Sekitar 3 tahun lamanya ia
benar-benar menggeluti masakan Italia, ia bekerja, ia lebih memaknainya sebagai
sebuah proses belajar. Bekerja tidak mau fokus pada satu tempat, ia bekerja
dibeberapa tempat yang menyajikan masakan Italia, ini membuatnya mendapatkan
banyak ilmu baru dalam memasak. Ia suka mencoba banyak hal, namun terkadang
segala sesuatu tidak bisa dipaksakan. Ia banyak melakukan percobaan masakan
baru dan sering juga tidak berhasil.
“Belajar itu seperti menangkap belut, harus terus berusaha, ketika tidak bisa juga, ya mungkin memang kita harus berhenti dan melepaskannya. Mencoba lagi mempelajari yang baru,” jelas ayah dari Galuh Dara Dinanti ini.
Baginya setiap orang itu bisa menjadi chef, bisa memasak satu masakan saja sudah cukup. Ia tidak pernah melihat pengalaman kerja ketika merekrut pegawainya. Baginya, yang mau belajar, berusaha, dan bekerja keras akan dengan senang hati ia terima.
12 tahun ia bermain di kuliner,
sampai ada kesempatan belajar di singapura selama 3 bulan di sana sambil
bekerja, tujuannya hanya untuk mengetahui style
masakan di sana. Sertifikat tidak berguna baginya, yang paling penting adalah
kemampuan.
“Saya masih terus belajar tentang makanan khususnya bahan apa saja yang bisa dicampur. Pizza Margherita, sejarahnya dulu Ratu Italia datang ke Nepolis dan dibuatkan makanan spesial dengan paduan warna bendera Italia. Putih didapatkan dari adonan, merah dari saos tomat dan paprika, dan hijaunya dari daun basil, kita harus tau ceritanya ketika membuat sesuatu. Saya terus belajar, membaca, dan sharing sama teman-teman dari luar.” Jelas pria asal Singaraja ini.

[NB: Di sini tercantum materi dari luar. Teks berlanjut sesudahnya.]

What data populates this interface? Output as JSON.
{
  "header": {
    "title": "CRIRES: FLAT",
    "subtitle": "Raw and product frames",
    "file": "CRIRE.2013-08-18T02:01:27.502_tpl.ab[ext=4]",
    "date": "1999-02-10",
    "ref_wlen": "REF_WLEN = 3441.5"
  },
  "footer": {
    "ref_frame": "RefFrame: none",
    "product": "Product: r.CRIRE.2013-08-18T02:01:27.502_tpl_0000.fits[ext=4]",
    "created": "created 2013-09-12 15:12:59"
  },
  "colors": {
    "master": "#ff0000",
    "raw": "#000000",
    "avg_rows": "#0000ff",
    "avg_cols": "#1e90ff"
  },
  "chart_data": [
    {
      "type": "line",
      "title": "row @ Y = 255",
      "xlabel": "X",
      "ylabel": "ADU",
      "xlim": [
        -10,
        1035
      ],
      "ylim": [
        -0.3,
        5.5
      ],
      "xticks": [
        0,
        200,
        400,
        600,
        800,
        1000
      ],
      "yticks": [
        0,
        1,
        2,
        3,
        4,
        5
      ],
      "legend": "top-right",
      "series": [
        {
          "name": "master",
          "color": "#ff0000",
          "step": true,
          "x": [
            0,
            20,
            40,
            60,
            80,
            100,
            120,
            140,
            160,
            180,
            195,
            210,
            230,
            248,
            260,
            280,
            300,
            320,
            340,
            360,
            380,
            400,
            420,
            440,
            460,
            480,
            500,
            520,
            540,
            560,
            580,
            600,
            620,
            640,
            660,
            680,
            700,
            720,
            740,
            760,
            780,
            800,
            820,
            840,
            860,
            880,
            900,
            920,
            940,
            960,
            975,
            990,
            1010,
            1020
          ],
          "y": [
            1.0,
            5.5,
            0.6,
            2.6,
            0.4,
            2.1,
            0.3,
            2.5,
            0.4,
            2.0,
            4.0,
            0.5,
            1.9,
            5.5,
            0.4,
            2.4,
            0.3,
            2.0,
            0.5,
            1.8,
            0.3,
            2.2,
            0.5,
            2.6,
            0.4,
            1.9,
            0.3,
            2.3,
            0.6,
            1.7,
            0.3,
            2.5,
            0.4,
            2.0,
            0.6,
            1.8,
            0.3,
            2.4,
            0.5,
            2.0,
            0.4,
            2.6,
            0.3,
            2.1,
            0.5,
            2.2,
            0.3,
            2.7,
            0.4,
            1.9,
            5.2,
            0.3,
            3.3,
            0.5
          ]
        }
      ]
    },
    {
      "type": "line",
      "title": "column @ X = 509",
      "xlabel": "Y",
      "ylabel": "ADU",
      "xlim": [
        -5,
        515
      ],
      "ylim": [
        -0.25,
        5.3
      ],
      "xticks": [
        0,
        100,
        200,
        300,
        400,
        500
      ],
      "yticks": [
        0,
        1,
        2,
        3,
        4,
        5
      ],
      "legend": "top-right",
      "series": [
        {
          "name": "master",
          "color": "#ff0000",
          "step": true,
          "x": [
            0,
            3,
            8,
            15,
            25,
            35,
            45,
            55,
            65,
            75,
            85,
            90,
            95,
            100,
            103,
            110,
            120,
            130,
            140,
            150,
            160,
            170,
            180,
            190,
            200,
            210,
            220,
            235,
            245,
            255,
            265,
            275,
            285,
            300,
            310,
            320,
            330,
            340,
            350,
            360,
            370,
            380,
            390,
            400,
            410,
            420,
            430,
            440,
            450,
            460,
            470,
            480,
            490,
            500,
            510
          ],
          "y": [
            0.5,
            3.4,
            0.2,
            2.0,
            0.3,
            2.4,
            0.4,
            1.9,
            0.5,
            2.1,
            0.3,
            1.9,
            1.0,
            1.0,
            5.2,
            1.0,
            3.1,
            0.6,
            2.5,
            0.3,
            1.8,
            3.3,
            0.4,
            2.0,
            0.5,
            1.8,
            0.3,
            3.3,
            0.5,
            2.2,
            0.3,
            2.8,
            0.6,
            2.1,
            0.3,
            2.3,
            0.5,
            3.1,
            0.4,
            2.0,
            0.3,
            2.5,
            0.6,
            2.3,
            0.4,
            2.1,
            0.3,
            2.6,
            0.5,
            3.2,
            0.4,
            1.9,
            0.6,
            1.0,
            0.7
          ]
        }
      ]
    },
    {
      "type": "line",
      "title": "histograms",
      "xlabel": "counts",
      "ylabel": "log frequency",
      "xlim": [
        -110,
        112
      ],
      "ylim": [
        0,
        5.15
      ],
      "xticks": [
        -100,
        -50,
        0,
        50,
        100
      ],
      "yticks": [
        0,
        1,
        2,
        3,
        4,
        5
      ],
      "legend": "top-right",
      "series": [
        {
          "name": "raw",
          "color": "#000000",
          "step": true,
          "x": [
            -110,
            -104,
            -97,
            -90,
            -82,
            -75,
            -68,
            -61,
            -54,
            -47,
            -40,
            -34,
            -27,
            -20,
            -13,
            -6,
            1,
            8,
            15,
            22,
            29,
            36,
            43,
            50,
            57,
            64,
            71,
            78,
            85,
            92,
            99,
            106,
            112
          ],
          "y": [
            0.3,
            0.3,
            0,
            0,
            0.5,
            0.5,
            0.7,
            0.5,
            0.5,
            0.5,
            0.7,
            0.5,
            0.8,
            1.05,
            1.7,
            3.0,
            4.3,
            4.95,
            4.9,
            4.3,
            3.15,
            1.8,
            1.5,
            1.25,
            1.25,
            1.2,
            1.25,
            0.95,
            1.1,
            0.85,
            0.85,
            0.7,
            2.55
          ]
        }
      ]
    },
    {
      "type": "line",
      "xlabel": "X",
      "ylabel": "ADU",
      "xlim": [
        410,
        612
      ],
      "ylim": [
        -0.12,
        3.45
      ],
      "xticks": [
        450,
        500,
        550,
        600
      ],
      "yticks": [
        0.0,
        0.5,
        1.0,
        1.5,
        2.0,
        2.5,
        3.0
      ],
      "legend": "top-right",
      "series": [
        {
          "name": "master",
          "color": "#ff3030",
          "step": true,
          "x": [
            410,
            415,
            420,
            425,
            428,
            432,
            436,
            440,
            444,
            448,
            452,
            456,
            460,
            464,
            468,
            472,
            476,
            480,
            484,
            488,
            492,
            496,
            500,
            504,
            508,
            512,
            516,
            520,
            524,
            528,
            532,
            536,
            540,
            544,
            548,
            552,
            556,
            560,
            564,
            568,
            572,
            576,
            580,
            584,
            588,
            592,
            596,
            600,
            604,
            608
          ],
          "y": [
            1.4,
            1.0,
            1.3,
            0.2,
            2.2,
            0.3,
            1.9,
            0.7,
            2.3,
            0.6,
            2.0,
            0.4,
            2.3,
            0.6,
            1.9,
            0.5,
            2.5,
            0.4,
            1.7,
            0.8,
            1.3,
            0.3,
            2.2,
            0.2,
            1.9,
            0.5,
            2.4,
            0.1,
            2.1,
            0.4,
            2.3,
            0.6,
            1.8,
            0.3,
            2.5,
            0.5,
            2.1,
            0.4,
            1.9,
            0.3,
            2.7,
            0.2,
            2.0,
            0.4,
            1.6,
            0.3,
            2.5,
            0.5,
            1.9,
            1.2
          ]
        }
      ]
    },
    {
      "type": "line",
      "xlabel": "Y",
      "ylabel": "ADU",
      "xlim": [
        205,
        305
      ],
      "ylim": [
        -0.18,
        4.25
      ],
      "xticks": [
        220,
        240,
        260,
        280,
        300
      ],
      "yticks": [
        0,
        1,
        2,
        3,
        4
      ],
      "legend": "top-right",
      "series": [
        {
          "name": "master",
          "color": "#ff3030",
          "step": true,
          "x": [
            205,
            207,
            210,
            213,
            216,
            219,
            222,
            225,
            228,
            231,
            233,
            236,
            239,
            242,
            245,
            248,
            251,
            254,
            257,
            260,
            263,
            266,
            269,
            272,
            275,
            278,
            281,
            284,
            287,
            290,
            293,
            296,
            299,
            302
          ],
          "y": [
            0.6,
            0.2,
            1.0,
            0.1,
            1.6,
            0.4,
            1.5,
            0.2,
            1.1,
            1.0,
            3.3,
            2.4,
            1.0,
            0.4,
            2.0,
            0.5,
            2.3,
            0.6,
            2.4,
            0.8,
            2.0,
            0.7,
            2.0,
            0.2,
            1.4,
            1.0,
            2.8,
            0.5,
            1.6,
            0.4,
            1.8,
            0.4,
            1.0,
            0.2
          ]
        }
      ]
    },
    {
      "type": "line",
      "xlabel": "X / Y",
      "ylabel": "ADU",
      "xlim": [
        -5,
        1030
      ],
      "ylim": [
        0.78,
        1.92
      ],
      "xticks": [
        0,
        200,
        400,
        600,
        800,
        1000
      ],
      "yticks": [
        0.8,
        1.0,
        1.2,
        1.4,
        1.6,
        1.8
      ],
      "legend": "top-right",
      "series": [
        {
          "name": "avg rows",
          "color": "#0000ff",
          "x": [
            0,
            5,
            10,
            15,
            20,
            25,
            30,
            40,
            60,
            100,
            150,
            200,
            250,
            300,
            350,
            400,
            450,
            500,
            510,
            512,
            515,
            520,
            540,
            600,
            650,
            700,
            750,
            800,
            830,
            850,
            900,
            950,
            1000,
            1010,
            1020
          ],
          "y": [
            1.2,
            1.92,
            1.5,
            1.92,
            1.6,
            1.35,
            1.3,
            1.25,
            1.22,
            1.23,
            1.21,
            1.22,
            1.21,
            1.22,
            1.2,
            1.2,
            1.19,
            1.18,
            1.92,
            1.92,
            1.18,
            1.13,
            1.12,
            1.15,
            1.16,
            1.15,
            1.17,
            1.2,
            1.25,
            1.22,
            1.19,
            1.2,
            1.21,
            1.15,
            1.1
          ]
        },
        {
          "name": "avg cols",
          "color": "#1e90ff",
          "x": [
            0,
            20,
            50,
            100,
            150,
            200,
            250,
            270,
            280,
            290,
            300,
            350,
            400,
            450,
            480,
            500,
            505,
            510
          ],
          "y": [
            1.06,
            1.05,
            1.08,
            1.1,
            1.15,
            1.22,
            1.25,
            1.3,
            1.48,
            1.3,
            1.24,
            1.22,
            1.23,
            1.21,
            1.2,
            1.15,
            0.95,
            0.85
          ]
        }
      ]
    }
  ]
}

Pengalaman Bekerja Dengan Orang Itali
“Saya bekerja dengan orang Itali,
dia sangat keras mendidik saya seperti tentara,” terangnya. Ia bekerja sampai
10 jam tanpa makan, karena menurut orang Italia, orang Indonesia selesai makan maunya
tidur. Akhirnya ia merasa tertantang dan mengurangi makan nasi. Ia punya anak 2
tahun perempuan, baru umur 5 bulan sudah diberi makan pasta, dan mengurangi
makan beras. Menurutnya itu bagus sekali, kalau makan tanpa beras itu lebih
bagus lagi karna gula dan karbonya sangat besar akan membuat orang cepat
mengantuk dan malas bergerak.
“Dia orang yang sangat baik, sampai sekarang kami berhubungan baik, terkadang minta resep ke saya, saya juga merasa berhutang budi.”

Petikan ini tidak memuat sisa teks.